The leak was caused by absence of authentication on the Elasticsearch cluster. Elasticsearch is a search engine that allows users to store, search, and analyze large amounts of data. When used in a group of connected servers, it’s called a cluster, which can assist in processing large datasets.

Previous Cybernews research reveals that this is a common cybersecurity mishap. Failing to configure proper authentication exposes stored data to internet users and, inevitably, to threat actors who are constantly scanning the internet for publicly accessible databases.

Data leak sample
Sample of leaked data

In the case of Brillen, the cluster stored customers' personal data and order details. Our researchers contacted the company instantly after discovering the leak, and it reacted by closing the access to the data. However, Cybernews has received no further response from Brillen.
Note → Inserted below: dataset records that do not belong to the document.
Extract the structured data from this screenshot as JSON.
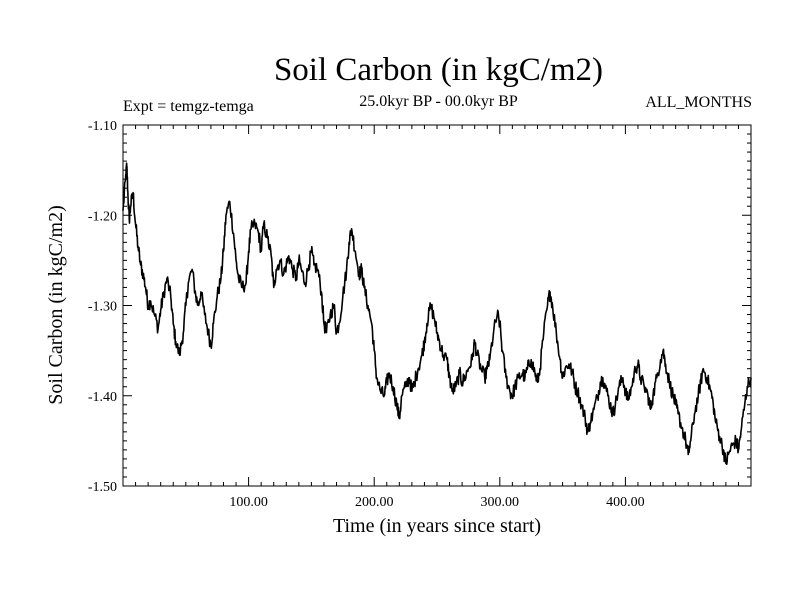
{
  "chart_data": {
    "type": "line",
    "title": "Soil Carbon (in kgC/m2)",
    "subtitle_left": "Expt = temgz-temga",
    "subtitle_center": "25.0kyr BP - 00.0kyr BP",
    "subtitle_right": "ALL_MONTHS",
    "xlabel": "Time (in years since start)",
    "ylabel": "Soil Carbon (in kgC/m2)",
    "xlim": [
      0,
      500
    ],
    "ylim": [
      -1.5,
      -1.1
    ],
    "xticks": [
      100,
      200,
      300,
      400
    ],
    "xtick_labels": [
      "100.00",
      "200.00",
      "300.00",
      "400.00"
    ],
    "yticks": [
      -1.1,
      -1.2,
      -1.3,
      -1.4,
      -1.5
    ],
    "ytick_labels": [
      "-1.10",
      "-1.20",
      "-1.30",
      "-1.40",
      "-1.50"
    ],
    "series": [
      {
        "name": "Soil Carbon",
        "color": "#000000",
        "x": [
          0,
          2,
          3,
          4,
          5,
          6,
          8,
          10,
          12,
          14,
          16,
          18,
          20,
          22,
          25,
          28,
          30,
          32,
          35,
          38,
          40,
          42,
          45,
          48,
          50,
          52,
          55,
          58,
          60,
          62,
          65,
          68,
          70,
          72,
          75,
          78,
          80,
          82,
          85,
          88,
          90,
          92,
          95,
          98,
          100,
          102,
          105,
          108,
          110,
          112,
          115,
          118,
          120,
          122,
          125,
          128,
          130,
          132,
          135,
          138,
          140,
          142,
          145,
          148,
          150,
          152,
          155,
          158,
          160,
          162,
          165,
          168,
          170,
          172,
          175,
          178,
          180,
          182,
          185,
          188,
          190,
          192,
          195,
          198,
          200,
          202,
          205,
          208,
          210,
          212,
          215,
          218,
          220,
          222,
          225,
          228,
          230,
          232,
          235,
          238,
          240,
          242,
          245,
          248,
          250,
          252,
          255,
          258,
          260,
          262,
          265,
          268,
          270,
          272,
          275,
          278,
          280,
          282,
          285,
          288,
          290,
          292,
          295,
          298,
          300,
          302,
          305,
          308,
          310,
          312,
          315,
          318,
          320,
          322,
          325,
          328,
          330,
          332,
          335,
          338,
          340,
          342,
          345,
          348,
          350,
          352,
          355,
          358,
          360,
          362,
          365,
          368,
          370,
          372,
          375,
          378,
          380,
          382,
          385,
          388,
          390,
          392,
          395,
          398,
          400,
          402,
          405,
          408,
          410,
          412,
          415,
          418,
          420,
          422,
          425,
          428,
          430,
          432,
          435,
          438,
          440,
          442,
          445,
          448,
          450,
          452,
          455,
          458,
          460,
          462,
          465,
          468,
          470,
          472,
          475,
          478,
          480,
          482,
          485,
          488,
          490,
          492,
          495,
          497,
          500
        ],
        "values": [
          -1.195,
          -1.16,
          -1.145,
          -1.18,
          -1.205,
          -1.19,
          -1.175,
          -1.21,
          -1.235,
          -1.255,
          -1.265,
          -1.28,
          -1.3,
          -1.295,
          -1.31,
          -1.325,
          -1.305,
          -1.29,
          -1.27,
          -1.29,
          -1.32,
          -1.34,
          -1.355,
          -1.33,
          -1.3,
          -1.275,
          -1.26,
          -1.29,
          -1.3,
          -1.285,
          -1.31,
          -1.33,
          -1.345,
          -1.32,
          -1.29,
          -1.27,
          -1.24,
          -1.2,
          -1.185,
          -1.22,
          -1.25,
          -1.27,
          -1.28,
          -1.275,
          -1.24,
          -1.215,
          -1.21,
          -1.22,
          -1.24,
          -1.21,
          -1.225,
          -1.245,
          -1.28,
          -1.26,
          -1.25,
          -1.265,
          -1.255,
          -1.245,
          -1.26,
          -1.27,
          -1.25,
          -1.26,
          -1.275,
          -1.255,
          -1.24,
          -1.255,
          -1.26,
          -1.285,
          -1.32,
          -1.33,
          -1.31,
          -1.3,
          -1.33,
          -1.32,
          -1.29,
          -1.26,
          -1.23,
          -1.215,
          -1.24,
          -1.265,
          -1.26,
          -1.28,
          -1.3,
          -1.32,
          -1.35,
          -1.38,
          -1.395,
          -1.4,
          -1.385,
          -1.375,
          -1.39,
          -1.41,
          -1.425,
          -1.4,
          -1.39,
          -1.38,
          -1.395,
          -1.385,
          -1.37,
          -1.355,
          -1.34,
          -1.32,
          -1.3,
          -1.315,
          -1.33,
          -1.34,
          -1.355,
          -1.36,
          -1.38,
          -1.395,
          -1.39,
          -1.375,
          -1.385,
          -1.38,
          -1.37,
          -1.36,
          -1.34,
          -1.355,
          -1.37,
          -1.38,
          -1.37,
          -1.36,
          -1.33,
          -1.31,
          -1.32,
          -1.35,
          -1.38,
          -1.395,
          -1.4,
          -1.39,
          -1.38,
          -1.375,
          -1.38,
          -1.37,
          -1.36,
          -1.375,
          -1.385,
          -1.37,
          -1.33,
          -1.3,
          -1.285,
          -1.3,
          -1.33,
          -1.36,
          -1.38,
          -1.37,
          -1.365,
          -1.375,
          -1.39,
          -1.395,
          -1.41,
          -1.425,
          -1.44,
          -1.43,
          -1.415,
          -1.4,
          -1.385,
          -1.38,
          -1.395,
          -1.41,
          -1.42,
          -1.41,
          -1.39,
          -1.38,
          -1.395,
          -1.405,
          -1.39,
          -1.37,
          -1.365,
          -1.38,
          -1.39,
          -1.4,
          -1.415,
          -1.4,
          -1.38,
          -1.36,
          -1.35,
          -1.365,
          -1.385,
          -1.4,
          -1.41,
          -1.42,
          -1.435,
          -1.45,
          -1.465,
          -1.45,
          -1.42,
          -1.4,
          -1.385,
          -1.37,
          -1.38,
          -1.395,
          -1.41,
          -1.43,
          -1.445,
          -1.46,
          -1.475,
          -1.465,
          -1.455,
          -1.45,
          -1.46,
          -1.44,
          -1.41,
          -1.39,
          -1.38
        ]
      }
    ]
  }
}
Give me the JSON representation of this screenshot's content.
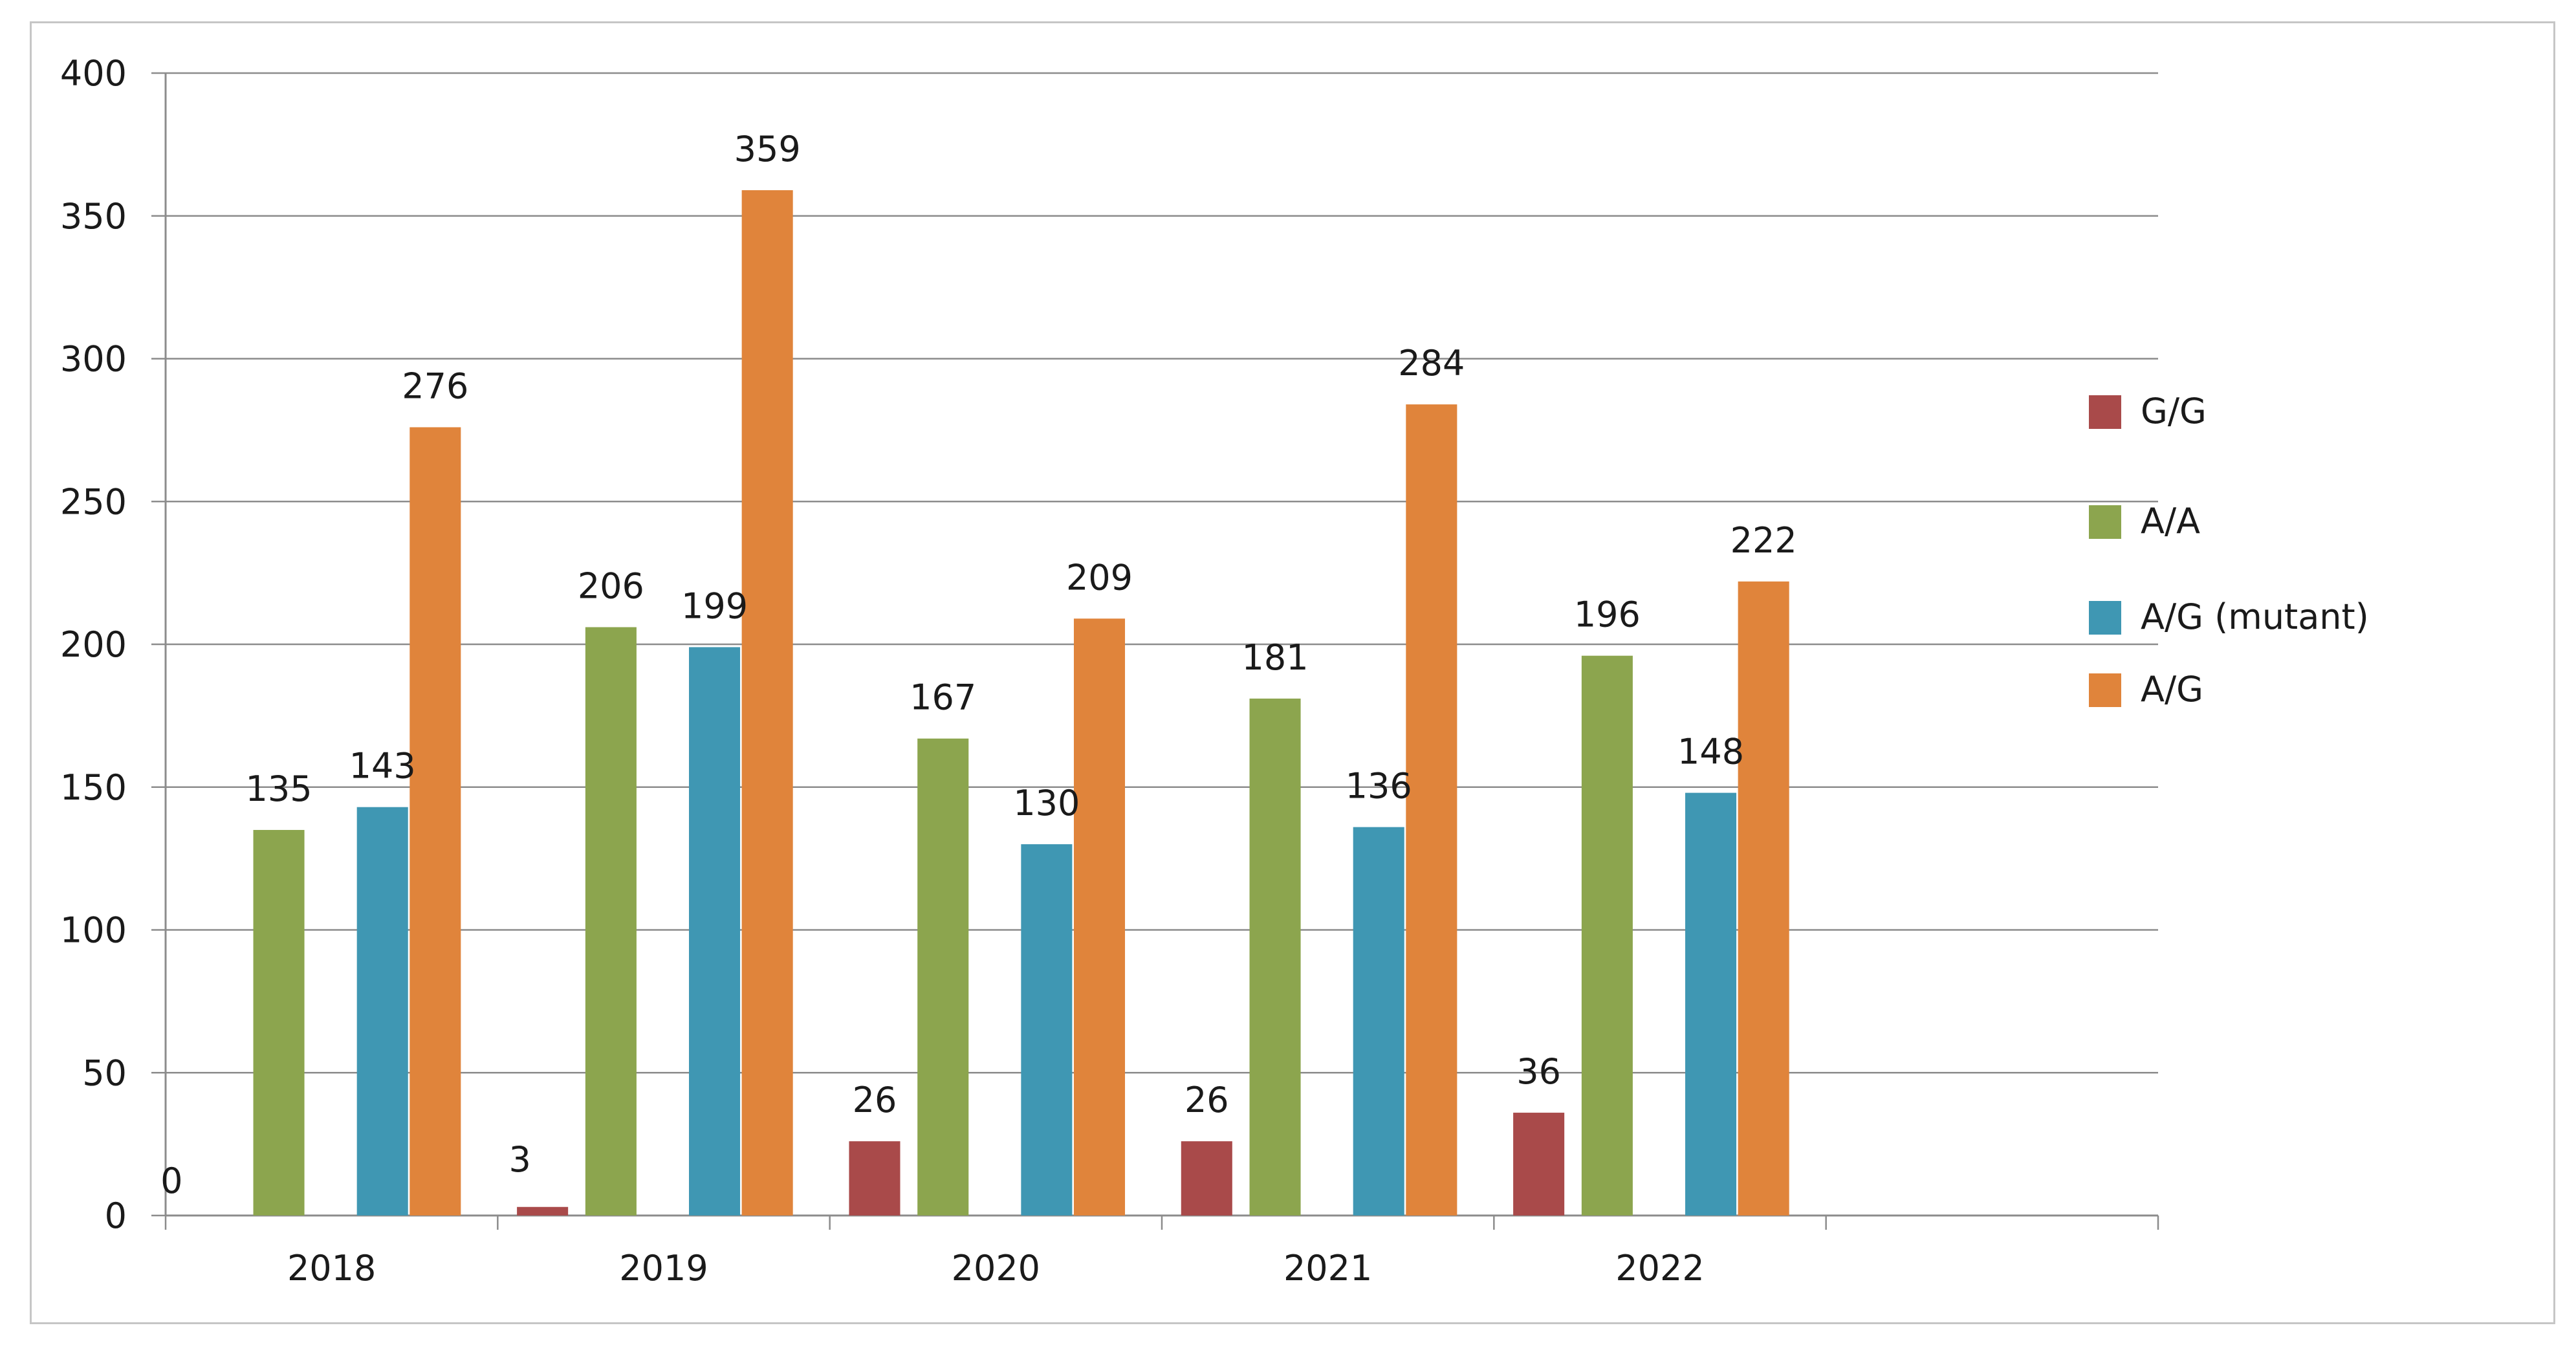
{
  "chart_data": {
    "type": "bar",
    "categories": [
      "2018",
      "2019",
      "2020",
      "2021",
      "2022",
      ""
    ],
    "series": [
      {
        "name": "G/G",
        "color": "#a94a4a",
        "values": [
          0,
          3,
          26,
          26,
          36,
          null
        ]
      },
      {
        "name": "A/A",
        "color": "#8ca54e",
        "values": [
          135,
          206,
          167,
          181,
          196,
          null
        ]
      },
      {
        "name": "A/G  (mutant)",
        "color": "#3f97b3",
        "values": [
          143,
          199,
          130,
          136,
          148,
          null
        ]
      },
      {
        "name": "A/G",
        "color": "#e0843b",
        "values": [
          276,
          359,
          209,
          284,
          222,
          null
        ]
      }
    ],
    "y_ticks": [
      "0",
      "50",
      "100",
      "150",
      "200",
      "250",
      "300",
      "350",
      "400"
    ],
    "ylim": [
      0,
      400
    ],
    "grid": true,
    "legend_position": "right",
    "title": "",
    "xlabel": "",
    "ylabel": ""
  }
}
While the cluster has been taken down, the length of time it was exposed remains unclear, as does the extent to which public search engines have indexed the data. Once indexed, the data becomes accessible to anyone, creating a goldmine for threat actors.

ADVERTISEMENT

“Due to the number of affected clients, this leak would be lucrative to cybercriminals, as they would be able to launch large, semi-targeted phishing campaigns against a large number of potential victims,” warn Cybernews researchers.

Brillen data leak statistics
The scope of data leak

The exposed data puts customers at heightened risk of identity theft and fraud. The order details, combined with personal information, can enable threat actors to craft highly customized phishing campaigns.

Apart from causing the company reputational damage, not securing customers' data violates data protection laws, such as GDPR, which may result in fines of up to 4% of annual turnover, or €20 million, whichever is higher.